Extraction of Metals

What is Electrolysis?

Electrolysis is the name of the process where an electric current
is passed through a liquid that conducts electricity.

Very pure water will not conduct electricity
but water with a small level of impurities will conduct
and the water is decomposed into hydrogen gas and oxygen gas.

The elements in ionic compounds can be separated by electrolysis.

Metals above carbon in the reactivity series
(potassium, sodium, lithium, calcium, magnesium and aluminium)
are extracted by electrolysis.
Extraction from the metal ore involves reduction of the metal,
and electrons can reduce any metal ion.

metal ions  +  electrons    arrow   metal  atoms  (reduction).
non-metal ions  -  electrons    arrow    non-metal atoms (oxidation).


The electrodes are often made from graphite.
The liquid which conducts electricity is called the electrolyte.
The amount of electricity needed to produce a particular mass
of metal (or non-metal) can be calculated.
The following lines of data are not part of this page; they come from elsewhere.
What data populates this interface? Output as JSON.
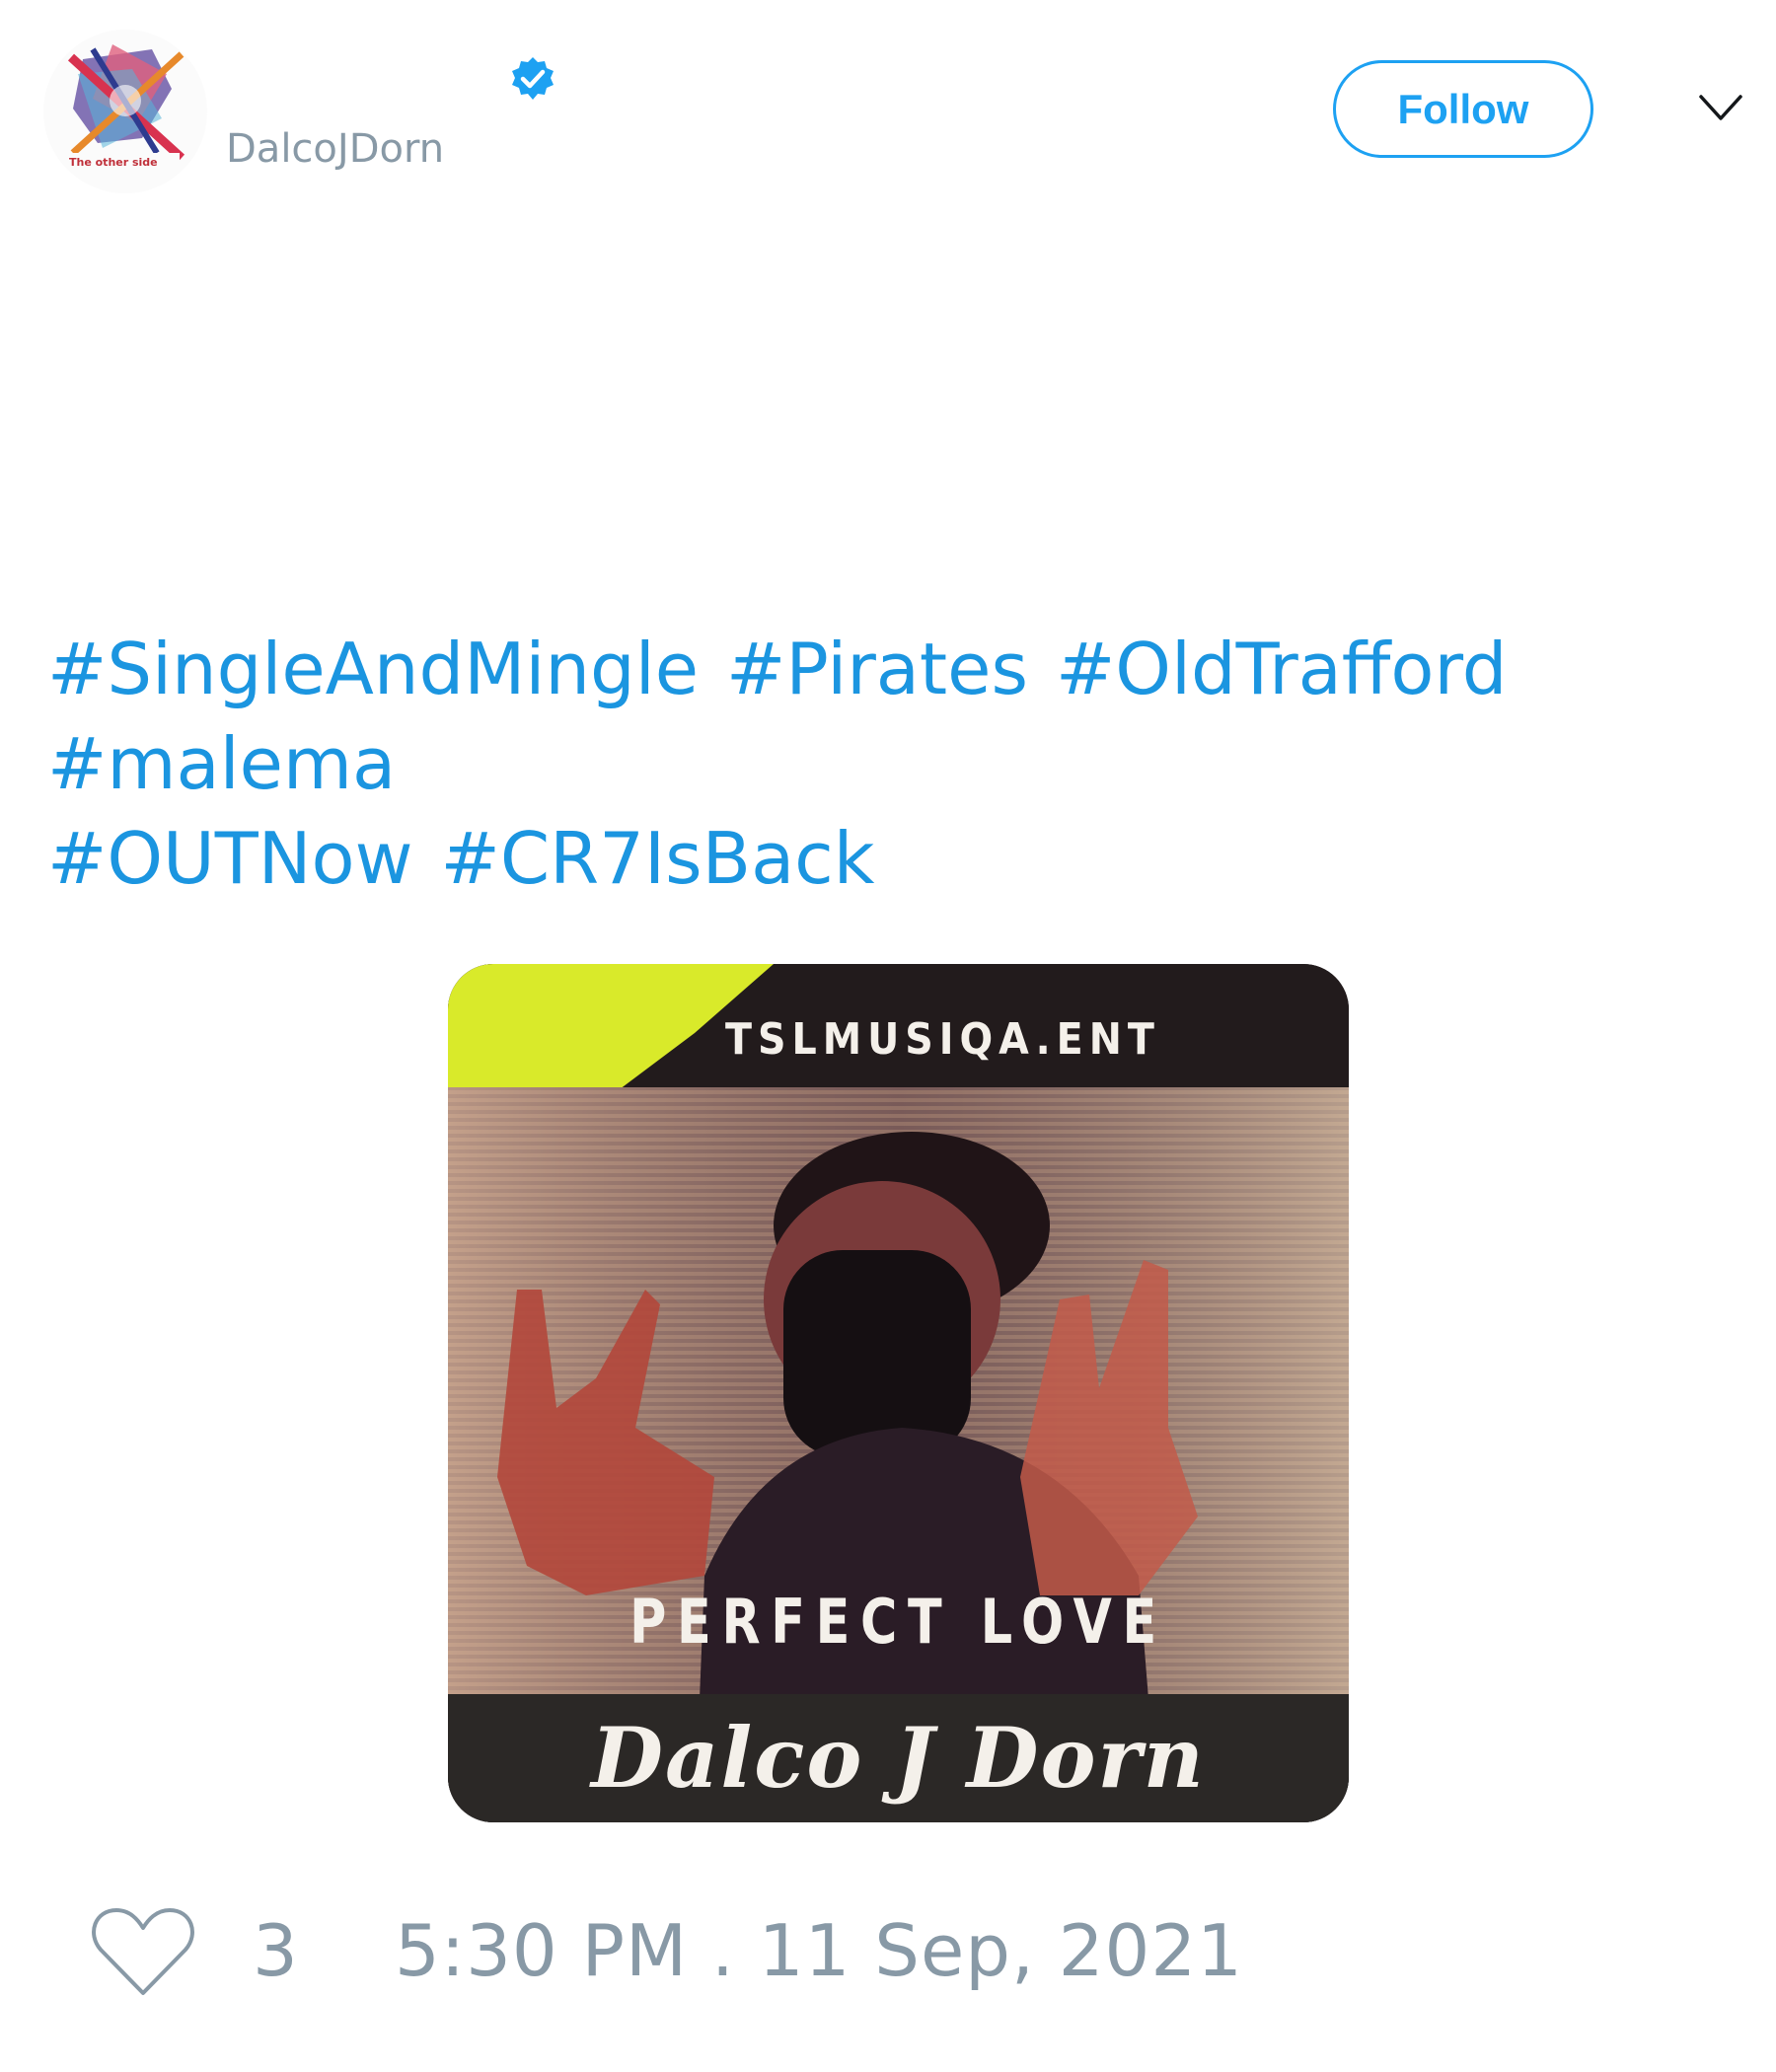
{
  "header": {
    "handle": "DalcoJDorn",
    "follow_label": "Follow",
    "avatar_text": "The other side",
    "icons": {
      "verified": "verified-badge-icon",
      "caret": "chevron-down-icon"
    }
  },
  "tweet": {
    "lines": [
      [
        "#SingleAndMingle",
        "#Pirates",
        "#OldTrafford"
      ],
      [
        "#malema"
      ],
      [
        "#OUTNow",
        "#CR7IsBack"
      ]
    ]
  },
  "media": {
    "top_text": "TSLMUSIQA.ENT",
    "title": "PERFECT LOVE",
    "artist": "Dalco J Dorn"
  },
  "footer": {
    "like_count": "3",
    "timestamp": "5:30 PM . 11 Sep, 2021",
    "icons": {
      "like": "heart-icon"
    }
  },
  "colors": {
    "accent": "#1da1f2",
    "link": "#1b95e0",
    "muted": "#8899a6"
  }
}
The negative electrode, called the cathode,
will attract positively charged metal ions.
The metal ions collect electrons from the cathode
and are discharged as metal atoms.

The positive electrode, called the anode,
will attract negatively charged non-metal ions.
The non-metal ions lose electrons to the anode
and are discharged as non-metal atoms.

For example, see lead bromide, magnesium chloride,
potassium chloride, sodium chloride and zinc chloride.
Electrolysis can also be used for metal plating.

Metals below carbon in the reactivity series are reduced by
heating with carbon because this is cheaper than electrolysis.

Metals above carbon in the reactivity series could be reduced
by reaction with a more reactive metal
but this is more expensive than electrolysis, and is
only used on a commercial scale for the extraction of titanium.